Natural peatlands are commonly known as moderate sinks of atmospheric carbon dioxide (CO2), but they are also reported to be considerable sources of the potent greenhouse gas methane (CH4). However, for many ecosystems comprehensive carbon balances are lacking. In this study, fluxes of methane and CO2 were measured for or one year above a natural bog-pine site in the pre-alpine region of southern Germany. The measurements indicate annual CH4 emissions of +5.3 ±0.33 g C m-2 a-1 and an annual CO2 uptake of -62 ±20 g C m-2 a-1, resulting in a small greenhouse gas sink of -50 ±74 g CO2-C eq. m-2 a-1. Air temperature has been identified as the main controlling factor of methane during the entire annual cycle.
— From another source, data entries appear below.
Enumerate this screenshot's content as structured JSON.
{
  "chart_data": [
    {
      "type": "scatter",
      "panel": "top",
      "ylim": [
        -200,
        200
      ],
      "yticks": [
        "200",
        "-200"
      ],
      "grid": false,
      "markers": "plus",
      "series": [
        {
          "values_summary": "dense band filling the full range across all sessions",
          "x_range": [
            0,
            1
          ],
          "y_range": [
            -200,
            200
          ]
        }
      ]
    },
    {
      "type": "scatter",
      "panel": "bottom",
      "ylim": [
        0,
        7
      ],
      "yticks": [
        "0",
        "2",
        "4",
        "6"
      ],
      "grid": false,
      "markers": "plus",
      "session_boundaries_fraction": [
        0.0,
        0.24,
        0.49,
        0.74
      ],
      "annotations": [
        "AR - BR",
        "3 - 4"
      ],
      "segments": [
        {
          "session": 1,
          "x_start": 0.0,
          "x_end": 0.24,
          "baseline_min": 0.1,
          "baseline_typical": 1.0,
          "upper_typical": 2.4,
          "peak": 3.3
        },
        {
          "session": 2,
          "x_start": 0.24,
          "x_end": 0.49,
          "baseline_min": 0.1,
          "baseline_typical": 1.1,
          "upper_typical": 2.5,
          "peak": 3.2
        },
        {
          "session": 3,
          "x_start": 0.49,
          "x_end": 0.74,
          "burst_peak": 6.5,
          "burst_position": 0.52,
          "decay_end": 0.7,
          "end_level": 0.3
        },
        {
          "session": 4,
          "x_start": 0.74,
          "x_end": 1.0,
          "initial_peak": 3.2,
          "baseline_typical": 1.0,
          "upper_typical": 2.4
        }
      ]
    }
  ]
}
Dependences on other factors are indirect or linked to the air temperature variation. We compared three different methods to gap-fill methane fluxes: the mean daily variation approach (MDV), a look-up table (LUT) with various controlling parameters and an Arrhenius-type exponential relation between methane flux and air temperature (non-linear regression, NLR). We found that MDV and LUT provide the best results, while the NLR shows only poor fits and is not able to reproduce the measured variations of the CH4 exchange. The CH4 flux prediction could be considerably improved by including photosynthetic active radiation, water table depth and the distance of the 70% footprint isoline (in addition to air temperature) in the LUT. The choice of gap-filling method affects the annual methane budget estimate by up to ±0.8 g C m-2 a-1, or about 16% of the annual flux.